Por isso, conclui-se como uma violência o ato do ministro Alexandre de Moraes pedir vista do processo, considerando que o ministro relator já havia sinalizado o voto pela fixação de tese contrária ao marco temporal e que o Procurador Geral da República emitiu parecer contrário ao marco tempo temporal. Era esperado o voto do ministro Alexandre de Moraes no seguimento do entendimento de Fachin e, assim, afastar a tese do marco temporal para os atos administrativos de demarcação de terras indígenas no Brasil.

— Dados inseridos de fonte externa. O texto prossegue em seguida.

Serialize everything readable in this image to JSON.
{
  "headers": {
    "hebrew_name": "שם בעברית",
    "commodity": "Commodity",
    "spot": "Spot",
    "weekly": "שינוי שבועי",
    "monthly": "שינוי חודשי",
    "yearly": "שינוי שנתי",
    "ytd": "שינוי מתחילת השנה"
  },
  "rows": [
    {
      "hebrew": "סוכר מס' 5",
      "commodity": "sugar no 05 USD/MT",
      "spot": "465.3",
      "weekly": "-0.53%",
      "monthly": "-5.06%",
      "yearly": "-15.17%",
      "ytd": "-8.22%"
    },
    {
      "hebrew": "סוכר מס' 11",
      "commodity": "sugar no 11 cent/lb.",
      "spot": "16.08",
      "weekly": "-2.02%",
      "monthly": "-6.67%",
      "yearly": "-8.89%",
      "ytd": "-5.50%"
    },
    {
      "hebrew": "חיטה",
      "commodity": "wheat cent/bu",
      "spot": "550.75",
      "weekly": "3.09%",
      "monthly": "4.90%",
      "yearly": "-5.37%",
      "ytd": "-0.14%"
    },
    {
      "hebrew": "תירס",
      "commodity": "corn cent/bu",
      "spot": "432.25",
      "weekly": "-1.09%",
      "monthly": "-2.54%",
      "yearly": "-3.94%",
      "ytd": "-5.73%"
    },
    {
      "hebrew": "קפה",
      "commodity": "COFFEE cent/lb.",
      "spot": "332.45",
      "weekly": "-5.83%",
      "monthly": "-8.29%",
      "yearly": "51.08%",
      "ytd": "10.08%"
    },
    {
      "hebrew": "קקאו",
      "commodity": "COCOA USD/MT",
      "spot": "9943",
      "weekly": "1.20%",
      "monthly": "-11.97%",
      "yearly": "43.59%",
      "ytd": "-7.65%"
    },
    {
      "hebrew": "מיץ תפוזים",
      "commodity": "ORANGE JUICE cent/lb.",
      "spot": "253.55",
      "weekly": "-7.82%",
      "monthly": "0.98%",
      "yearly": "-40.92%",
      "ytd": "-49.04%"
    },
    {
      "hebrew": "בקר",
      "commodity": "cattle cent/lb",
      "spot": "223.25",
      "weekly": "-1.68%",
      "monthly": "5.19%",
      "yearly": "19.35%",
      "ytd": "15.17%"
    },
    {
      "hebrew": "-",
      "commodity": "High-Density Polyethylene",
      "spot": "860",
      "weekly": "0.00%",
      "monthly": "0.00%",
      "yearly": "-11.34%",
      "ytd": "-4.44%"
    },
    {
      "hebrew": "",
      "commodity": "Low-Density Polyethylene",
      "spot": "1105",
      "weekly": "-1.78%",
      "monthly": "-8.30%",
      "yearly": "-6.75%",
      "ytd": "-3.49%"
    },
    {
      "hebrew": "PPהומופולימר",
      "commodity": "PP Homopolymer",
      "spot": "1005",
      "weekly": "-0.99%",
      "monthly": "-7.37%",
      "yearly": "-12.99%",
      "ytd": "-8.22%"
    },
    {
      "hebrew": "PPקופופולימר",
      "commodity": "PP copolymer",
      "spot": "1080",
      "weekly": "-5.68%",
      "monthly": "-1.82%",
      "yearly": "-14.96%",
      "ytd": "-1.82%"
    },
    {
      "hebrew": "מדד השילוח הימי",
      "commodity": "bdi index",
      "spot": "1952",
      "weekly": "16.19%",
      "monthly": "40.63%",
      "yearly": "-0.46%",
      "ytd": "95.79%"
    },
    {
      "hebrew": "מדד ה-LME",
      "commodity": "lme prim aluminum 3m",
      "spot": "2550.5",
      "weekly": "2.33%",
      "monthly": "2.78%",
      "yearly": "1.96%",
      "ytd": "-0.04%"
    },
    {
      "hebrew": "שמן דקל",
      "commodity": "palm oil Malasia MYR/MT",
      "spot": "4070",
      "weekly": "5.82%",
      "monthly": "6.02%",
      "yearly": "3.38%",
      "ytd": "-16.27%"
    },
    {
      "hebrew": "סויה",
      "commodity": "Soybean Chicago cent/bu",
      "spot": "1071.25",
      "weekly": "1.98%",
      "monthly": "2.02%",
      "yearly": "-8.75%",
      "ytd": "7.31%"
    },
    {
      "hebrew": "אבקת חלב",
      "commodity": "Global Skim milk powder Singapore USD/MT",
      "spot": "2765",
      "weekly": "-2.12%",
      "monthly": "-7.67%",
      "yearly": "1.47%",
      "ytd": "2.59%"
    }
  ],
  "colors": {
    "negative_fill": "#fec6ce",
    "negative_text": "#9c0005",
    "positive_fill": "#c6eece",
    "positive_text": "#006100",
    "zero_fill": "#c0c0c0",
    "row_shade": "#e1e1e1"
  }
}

Nesse sentido, é verificada a grande interferência do setor do agronegócio nesse julgamento, já perceptível na quantidade de pedidos de amicus curiae feitos por entidades ligada a esse setor. Um levantamento da Terra de Direitos identificou que ao menos 136 entidades ruralistas – associações, federações, sindicatos e outras – se manifestaram nos autos do processo.

É preciso lembrar também que esse caso muito se assemelha ao julgamento da Ação Direta de Inconstitucionalidade (ADI) 3239, que versava sobre a titulação de territórios quilombolas a partir do decreto 4887/2003. A ADI teve o voto inicial do relator, mas tramitou durante muitos anos no STF, gerando desgastes ao movimento quilombola nos processos de incidência e impactos na garantia de direitos das comunidades quilombolas de todo o país.

Mais uma vez, a pressão do agronegócio sobre direitos étnicos volta-se para povos indígenas. A indefinição na continuidade do julgamento também traz um sinal de desesperança para muitos povos, ao mesmo tempo em que a resistência continuará.

A mobilização realizada pelos indígenas em Brasília nas últimas semanas nos mostra que eles continuarão mobilizados, resistindo com a força ancestral.